In October of last year, Universal revealed there would only be two more F&F movies before the series shut down, with Lin attached to direct both of them.
Due to those delays, it was advertised again during the 2021 Super Bowl, the only movie from 2020’s lineup to make a second appearance. The new spot mixes the usual bits about the importance of family with the kind of outsized and ludicrous action the franchise is known for.
EW’s 2021 Movie Preview included more comments about the story (such as it is) and characters.
One more delay, this time from May to June, was announced in March.
Diesel narrates a spot, released in late April, that starts with him talking about the power of going to the theater before cutting to the same movie footage we’ve seen before. His voiceover positions the movie as the perfect time to “come together” in a communal viewing experience with all the involvement and engagement that entails.
That spot was parodied in a late-May episode of “Saturday Night Live,” with Beck Bennett’s Vin Diesel just kind of naming things that exist in a movie theater.
The “Total Car-Nage” video from early May mixed scenes from the finished film with a bit of behind-the-scenes footage showing how some of those scenes were shot. It’s not exactly a featurette, more of a hype reel.
Black was interviewed about coming back to the franchise and the fan-driven legacy of Tokyo Drift.
Universal shared a video of a massive publicity stunt where footage and images from the movie were projected onto the Burj Khalifa in Dubai.
A “thank you” video was released with the cast expressing their gratitude to audiences in China, Egypt and elsewhere after it opened to an impressive $162 million in those markets. Unfortunately there was a bit of a kerfuffle when Cena, while being interviewed by a Taiwanese outlet, referred to Taiwan as a country, causing a backlash in China and resulting in him issuing an apology on the social media app Weibo. That backlash was at least in part to blame for the movie’s dramatic drop in its second week in China.
Rodriguez, Theron, Mirren and other women from the cast talk about how the story brings the female perspective to the action genre in a featurette released later that month that also teased the new song “Furiosa” by Anitta.
Diesel narrates a spot broadcast on ESPN that mixes movie footage with shots of NBA stars.
How the filmmakers pulled off a key sequence involving driving around and with the aid of massive magnets was the subject of a feature story.
Dom and Letty swing across a valley in their car in a clip released at the end of May.
To the surprise of many, news came in early June that the movie’s world premiere would happen at the Cannes Film Festival, albeit out of competition as a way to bring some serious star power and brand juice to the event.
Beginning in early June there were a series of featurettes released regularly.
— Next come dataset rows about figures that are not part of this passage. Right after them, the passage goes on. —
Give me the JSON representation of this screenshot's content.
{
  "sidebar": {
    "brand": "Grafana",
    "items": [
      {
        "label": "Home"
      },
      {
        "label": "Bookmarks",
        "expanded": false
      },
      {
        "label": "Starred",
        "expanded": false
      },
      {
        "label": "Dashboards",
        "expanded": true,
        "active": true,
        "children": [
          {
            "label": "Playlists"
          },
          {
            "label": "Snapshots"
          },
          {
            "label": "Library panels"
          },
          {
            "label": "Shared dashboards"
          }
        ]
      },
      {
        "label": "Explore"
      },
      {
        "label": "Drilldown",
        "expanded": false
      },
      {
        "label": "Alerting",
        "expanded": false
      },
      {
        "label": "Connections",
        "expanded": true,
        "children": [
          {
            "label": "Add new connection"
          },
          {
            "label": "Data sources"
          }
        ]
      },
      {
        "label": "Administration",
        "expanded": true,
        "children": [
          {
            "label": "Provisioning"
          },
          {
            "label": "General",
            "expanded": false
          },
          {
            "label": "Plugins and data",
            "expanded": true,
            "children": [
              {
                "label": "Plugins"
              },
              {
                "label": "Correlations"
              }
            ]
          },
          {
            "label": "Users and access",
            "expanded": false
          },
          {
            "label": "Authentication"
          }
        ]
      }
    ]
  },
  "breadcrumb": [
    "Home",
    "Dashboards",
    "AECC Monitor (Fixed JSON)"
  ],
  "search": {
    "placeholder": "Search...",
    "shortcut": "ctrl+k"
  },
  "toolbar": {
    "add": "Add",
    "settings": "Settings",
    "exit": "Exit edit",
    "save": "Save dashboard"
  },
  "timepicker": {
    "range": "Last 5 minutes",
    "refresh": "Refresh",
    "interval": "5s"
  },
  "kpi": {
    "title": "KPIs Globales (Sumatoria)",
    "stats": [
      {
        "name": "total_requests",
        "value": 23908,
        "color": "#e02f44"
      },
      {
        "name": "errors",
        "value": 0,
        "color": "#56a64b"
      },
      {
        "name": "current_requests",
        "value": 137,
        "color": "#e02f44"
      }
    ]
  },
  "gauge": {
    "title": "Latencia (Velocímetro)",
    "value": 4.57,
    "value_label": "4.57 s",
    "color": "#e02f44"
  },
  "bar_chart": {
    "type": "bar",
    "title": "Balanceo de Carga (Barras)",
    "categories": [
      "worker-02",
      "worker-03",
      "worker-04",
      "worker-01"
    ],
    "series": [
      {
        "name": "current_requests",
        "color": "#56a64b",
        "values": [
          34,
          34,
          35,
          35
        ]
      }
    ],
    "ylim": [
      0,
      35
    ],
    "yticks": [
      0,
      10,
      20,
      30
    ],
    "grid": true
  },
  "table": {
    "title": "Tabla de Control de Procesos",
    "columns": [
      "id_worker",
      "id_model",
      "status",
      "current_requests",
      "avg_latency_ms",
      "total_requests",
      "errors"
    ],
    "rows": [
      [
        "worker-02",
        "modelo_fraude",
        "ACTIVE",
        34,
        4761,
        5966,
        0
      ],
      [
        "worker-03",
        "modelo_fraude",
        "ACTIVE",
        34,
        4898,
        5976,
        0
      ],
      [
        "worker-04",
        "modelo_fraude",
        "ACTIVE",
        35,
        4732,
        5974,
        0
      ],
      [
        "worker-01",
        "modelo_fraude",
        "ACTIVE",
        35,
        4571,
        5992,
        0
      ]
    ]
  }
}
Those included:
- A look at one of the key stunts Dom is involved in
- A spotlight on costar Anna Sawai where she talks about preparing for the physical demands of the production
- A focus on Cardi B, who has a cameo in the film
- Another behind the scenes look, this time at a sequence shot at Peligro Mines
- A look at the technical work done to flip a car in an overly dramatic manner
- Similarly, here’s how they flipped a truck
- And one more on the magnet stunt
Theron hosted an outdoor screening on the Universal Studios lot that raised money for the Africa Outreach Project, a cause that’s very personal to the actress.
Lin and others were interviewed again about finally taking the franchise into space and bringing Han back after the character was killed in Tokyo Drift.
One final promotional reel looked at the 20 years of cast interviews, behind-the-scenes footage and more from all the previous movies, cementing how this is a long-lived franchise.
What else is there to say other than
It’s about family.
It’s about justice for Han.
It’s about magnets.
But, as I alluded to earlier, there’s little in the campaign for someone unfamiliar with the previous movies to latch on to or be interested in. I get that by branding this “The Fast Saga” that unconverted audience is being encouraged to check out the earlier movies, but if they’re not willing to do so they will likely remain unconvinced this is the movie to see.